Question: Do you like doing interviews to promote your book?
Here’s how I see it: Every job has benefits, challenges, and some downright unpleasant parts. My primary job—raising three teenagers—is a good example. Sure, I get to preen proudly when my teenagers win awards, cheer loudly when they score the winning basket, and bask in 24 hours of Mother’s Day glory, but I also get to handle discipline, consequences, poor attitudes, moody dispositions, sick days, and fender-benders. I’m sure CEOs enjoy their big, fat paychecks, private jets, and stock options, too, but I bet they hate firing people. Unfortunately, that’s part of their job, too. Responsible people don’t pick and choose. They do whatever has to be done. Lord knows, I am nothing if not nauseatingly responsible.
Writing is a real job, you know. I’ve said this at least a million times. Just because I work on a laptop in a corner of my bedroom doesn’t mean I don’t work! Sigh. This is a sore subject. Book promotion is part of my job. If nobody knows about my books, they won’t buy them. If they don’t buy books, I don’t get to write. It’s third grade math—not that complicated. Book promotion involves interviews for newspapers, radio, television, and online media outlets.
Here’s the secret: IT’S REALLY, REALLY FUN! Of course, there are exceptions. Not every interview goes as well as I’d like. Sometimes, I just can’t establish a rapport with an interviewer. In the hills of Tennessee, I once looked up in a radio booth while putting on my headphones and read decidedly racist and sexist bumper stickers stuck to the wall—right there in plain view for guests to contemplate during the interview.
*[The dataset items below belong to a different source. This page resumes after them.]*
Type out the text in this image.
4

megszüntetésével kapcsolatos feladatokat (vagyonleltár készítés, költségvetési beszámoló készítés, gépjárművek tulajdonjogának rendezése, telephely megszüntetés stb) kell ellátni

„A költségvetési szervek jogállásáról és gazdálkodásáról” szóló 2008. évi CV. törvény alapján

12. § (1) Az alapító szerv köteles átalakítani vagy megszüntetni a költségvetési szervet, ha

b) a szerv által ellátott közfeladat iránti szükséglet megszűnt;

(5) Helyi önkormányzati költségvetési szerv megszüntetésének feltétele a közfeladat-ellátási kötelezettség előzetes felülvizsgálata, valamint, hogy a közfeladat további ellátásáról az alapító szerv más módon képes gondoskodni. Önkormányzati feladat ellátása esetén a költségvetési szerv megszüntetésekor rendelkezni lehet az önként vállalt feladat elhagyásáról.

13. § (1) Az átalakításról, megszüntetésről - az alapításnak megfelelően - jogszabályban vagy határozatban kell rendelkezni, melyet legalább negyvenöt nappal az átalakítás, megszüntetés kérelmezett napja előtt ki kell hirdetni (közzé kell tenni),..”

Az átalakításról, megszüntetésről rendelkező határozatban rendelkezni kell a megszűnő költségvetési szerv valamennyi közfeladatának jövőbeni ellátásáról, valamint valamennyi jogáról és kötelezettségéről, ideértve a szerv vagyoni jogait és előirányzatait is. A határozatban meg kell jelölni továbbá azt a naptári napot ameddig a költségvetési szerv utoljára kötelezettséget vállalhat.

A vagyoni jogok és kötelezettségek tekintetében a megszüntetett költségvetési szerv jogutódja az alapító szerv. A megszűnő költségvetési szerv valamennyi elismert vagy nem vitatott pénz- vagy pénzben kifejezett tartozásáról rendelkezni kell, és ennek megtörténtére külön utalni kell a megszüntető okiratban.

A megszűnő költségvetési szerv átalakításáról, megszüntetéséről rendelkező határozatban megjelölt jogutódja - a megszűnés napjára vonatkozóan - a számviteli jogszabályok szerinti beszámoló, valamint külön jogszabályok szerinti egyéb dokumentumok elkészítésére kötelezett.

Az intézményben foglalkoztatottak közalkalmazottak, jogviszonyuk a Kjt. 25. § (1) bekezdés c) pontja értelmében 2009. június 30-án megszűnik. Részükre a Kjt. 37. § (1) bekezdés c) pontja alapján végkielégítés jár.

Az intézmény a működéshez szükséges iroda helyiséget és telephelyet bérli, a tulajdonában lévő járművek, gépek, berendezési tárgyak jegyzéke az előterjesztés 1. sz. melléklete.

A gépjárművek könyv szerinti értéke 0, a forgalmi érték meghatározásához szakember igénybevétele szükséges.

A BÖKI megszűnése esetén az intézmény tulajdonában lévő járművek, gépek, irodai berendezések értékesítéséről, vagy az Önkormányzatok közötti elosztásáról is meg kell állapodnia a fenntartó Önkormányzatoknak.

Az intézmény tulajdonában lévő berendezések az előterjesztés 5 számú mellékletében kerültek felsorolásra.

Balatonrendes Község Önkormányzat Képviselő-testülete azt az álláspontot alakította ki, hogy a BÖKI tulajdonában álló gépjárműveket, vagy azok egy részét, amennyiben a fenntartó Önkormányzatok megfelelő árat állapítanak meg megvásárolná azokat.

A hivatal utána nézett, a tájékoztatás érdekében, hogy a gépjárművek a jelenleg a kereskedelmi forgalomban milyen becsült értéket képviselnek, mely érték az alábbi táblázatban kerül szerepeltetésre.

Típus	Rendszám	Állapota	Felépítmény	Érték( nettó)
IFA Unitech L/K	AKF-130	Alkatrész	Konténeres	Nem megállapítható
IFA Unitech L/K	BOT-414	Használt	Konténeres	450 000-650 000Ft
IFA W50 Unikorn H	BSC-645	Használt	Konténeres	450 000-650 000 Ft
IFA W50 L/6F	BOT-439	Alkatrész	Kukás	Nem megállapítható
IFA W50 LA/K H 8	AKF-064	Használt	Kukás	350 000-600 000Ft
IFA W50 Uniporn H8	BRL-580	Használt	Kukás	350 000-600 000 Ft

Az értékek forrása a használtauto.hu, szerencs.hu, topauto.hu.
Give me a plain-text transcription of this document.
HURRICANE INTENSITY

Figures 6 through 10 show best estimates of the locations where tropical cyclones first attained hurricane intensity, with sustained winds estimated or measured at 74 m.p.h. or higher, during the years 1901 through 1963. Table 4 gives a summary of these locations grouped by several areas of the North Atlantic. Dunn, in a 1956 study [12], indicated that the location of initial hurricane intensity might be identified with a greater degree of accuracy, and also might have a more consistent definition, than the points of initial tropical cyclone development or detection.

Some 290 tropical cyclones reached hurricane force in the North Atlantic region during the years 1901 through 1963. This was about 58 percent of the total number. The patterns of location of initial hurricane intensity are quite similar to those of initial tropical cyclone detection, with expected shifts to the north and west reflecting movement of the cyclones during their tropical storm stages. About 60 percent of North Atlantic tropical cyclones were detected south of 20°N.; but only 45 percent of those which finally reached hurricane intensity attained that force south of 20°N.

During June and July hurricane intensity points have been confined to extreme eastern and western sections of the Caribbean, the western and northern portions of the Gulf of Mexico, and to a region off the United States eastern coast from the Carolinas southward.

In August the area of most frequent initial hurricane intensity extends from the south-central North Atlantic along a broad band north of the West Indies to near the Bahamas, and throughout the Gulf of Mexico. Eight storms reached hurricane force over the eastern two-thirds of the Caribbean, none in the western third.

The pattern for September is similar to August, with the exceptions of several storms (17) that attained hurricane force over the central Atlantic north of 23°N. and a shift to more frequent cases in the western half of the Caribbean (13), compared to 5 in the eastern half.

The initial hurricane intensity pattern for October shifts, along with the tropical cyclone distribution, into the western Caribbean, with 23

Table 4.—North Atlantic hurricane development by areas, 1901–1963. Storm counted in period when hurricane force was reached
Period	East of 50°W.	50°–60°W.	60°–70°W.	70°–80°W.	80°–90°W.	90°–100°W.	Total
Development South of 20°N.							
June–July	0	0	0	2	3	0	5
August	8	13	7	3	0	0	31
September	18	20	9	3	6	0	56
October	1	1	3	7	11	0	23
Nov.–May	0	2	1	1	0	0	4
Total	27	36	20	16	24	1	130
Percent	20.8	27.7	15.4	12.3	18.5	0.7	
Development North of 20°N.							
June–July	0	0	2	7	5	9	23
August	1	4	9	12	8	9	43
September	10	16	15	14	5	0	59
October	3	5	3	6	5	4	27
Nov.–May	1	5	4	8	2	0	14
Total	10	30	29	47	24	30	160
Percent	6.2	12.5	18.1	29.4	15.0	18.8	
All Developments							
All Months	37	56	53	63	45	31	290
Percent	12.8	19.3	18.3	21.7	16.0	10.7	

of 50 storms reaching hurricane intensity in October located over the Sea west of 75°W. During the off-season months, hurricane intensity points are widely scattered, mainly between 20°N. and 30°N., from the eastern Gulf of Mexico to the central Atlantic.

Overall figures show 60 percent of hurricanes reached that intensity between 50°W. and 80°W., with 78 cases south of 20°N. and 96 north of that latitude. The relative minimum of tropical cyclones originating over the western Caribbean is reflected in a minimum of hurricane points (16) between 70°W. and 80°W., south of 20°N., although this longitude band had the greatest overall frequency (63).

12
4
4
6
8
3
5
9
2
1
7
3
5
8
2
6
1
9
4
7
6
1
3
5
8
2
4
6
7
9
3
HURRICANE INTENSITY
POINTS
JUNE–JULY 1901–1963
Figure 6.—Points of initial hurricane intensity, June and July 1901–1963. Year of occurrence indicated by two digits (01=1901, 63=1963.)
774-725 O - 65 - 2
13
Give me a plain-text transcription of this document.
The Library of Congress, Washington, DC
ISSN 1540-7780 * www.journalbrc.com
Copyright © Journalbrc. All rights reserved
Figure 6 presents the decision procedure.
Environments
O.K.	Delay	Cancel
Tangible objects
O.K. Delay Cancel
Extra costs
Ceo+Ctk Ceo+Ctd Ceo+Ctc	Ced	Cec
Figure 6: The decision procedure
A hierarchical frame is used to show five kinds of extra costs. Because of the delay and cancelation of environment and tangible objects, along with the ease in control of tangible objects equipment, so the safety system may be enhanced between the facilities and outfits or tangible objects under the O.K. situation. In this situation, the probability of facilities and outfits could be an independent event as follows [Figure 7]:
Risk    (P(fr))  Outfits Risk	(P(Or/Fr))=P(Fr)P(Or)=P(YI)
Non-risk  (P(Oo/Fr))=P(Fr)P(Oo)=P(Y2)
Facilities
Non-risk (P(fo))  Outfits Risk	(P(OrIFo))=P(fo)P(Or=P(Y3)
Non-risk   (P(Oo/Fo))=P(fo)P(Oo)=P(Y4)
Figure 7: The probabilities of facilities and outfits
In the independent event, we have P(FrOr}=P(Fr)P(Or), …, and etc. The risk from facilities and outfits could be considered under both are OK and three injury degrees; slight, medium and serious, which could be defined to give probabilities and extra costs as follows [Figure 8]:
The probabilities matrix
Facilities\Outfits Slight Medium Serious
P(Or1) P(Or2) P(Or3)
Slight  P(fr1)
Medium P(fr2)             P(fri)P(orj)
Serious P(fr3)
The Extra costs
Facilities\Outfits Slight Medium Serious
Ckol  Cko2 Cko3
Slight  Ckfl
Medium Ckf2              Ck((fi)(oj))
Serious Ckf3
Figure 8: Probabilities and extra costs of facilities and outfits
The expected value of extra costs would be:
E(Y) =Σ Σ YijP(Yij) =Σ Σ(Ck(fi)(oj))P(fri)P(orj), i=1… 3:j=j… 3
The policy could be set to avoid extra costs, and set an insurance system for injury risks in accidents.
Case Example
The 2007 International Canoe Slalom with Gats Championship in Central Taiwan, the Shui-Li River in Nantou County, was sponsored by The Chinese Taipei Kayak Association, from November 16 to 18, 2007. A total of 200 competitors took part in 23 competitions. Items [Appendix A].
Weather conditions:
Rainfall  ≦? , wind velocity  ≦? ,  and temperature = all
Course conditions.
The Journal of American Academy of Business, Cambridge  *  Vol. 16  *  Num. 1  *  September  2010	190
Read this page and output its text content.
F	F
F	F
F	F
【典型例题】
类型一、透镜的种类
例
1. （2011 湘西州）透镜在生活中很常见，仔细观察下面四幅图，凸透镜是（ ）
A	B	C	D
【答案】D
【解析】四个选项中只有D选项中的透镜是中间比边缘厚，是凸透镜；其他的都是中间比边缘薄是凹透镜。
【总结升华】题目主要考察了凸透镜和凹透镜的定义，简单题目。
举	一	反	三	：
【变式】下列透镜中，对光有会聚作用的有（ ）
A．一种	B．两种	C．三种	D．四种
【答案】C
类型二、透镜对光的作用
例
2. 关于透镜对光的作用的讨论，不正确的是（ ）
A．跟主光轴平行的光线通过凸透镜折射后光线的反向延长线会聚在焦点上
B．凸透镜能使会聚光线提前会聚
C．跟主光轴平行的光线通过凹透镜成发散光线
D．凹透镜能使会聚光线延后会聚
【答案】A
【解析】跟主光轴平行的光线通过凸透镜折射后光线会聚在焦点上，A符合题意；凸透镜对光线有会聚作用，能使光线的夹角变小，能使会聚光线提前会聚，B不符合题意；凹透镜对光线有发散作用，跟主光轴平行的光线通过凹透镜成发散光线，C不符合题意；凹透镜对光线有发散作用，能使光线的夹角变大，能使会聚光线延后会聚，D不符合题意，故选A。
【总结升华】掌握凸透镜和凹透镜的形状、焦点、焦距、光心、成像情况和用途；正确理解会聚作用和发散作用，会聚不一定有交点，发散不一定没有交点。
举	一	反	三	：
I had about 3 seconds to process that before we went on the air. Some interviewers (writers, too, obviously) are quirky. Usually, I can tell immediately if an interview is going to work or not. A good interviewer can talk to a wall and make it sound special. I can do that, too. I think that’s because I am naturally nosy, curious, and bossy. I really am interested in every little thing. That comes in handy in my line of work.
Bottom line: To interview well, you have to be flexible, ready for anything, and able to roll with whatever happens live. It helps to have a sense of humor and to be perky and eager to please. I am a pleaser personality. As a Southern woman, I think everyone should be happy with me all the time. I am naturally inclined to try to please my host and audience rather than being contentious or ornery. Because I write humor, interviewers expect me to be entertaining—even at 4:30 AM. That’s part of my job. Because radio and television personalities host so many guests every week, they rarely have time to actually read a book or even a page from a guest’s book. Generally, they flip through the book for the first time when I sit down for the interview, in the 30 seconds before we go on the air. I don’t blame them one bit. It’s not worth a big investment of time or energy on their parts for a 10-minute interview. I am always ready to hijack the interview and take it wherever I want to go—regardless of what I am asked. Yep. That really works. I have had my humor books introduced on live television as: a “cookbook” (well, no, although I do talk about chocolate, gumbo, sweet tea, and tomatoes a lot), a “love manual,” (ah . . . not so much, although if you pick up a few relationship tips from I Love You Now Hush, I am okay with that). I’ve Had It Up To Here With Teenagers has been introduced as a “manners book” for teens. (Nope, just funny essays, although I am, generally, in favor of good manners in any endeavor.) An interviewer in Charleston once told me, while I was attaching my microphone to my dress:
“I’m really hung over, so I’m just going to read your name and your book title. Then you can just talk for about 12 minutes. Okay?”
“No problem! I can do that!” I responded gleefully.
I really do like an open mic, lots of room, and few constraints. I do some of my best work that way.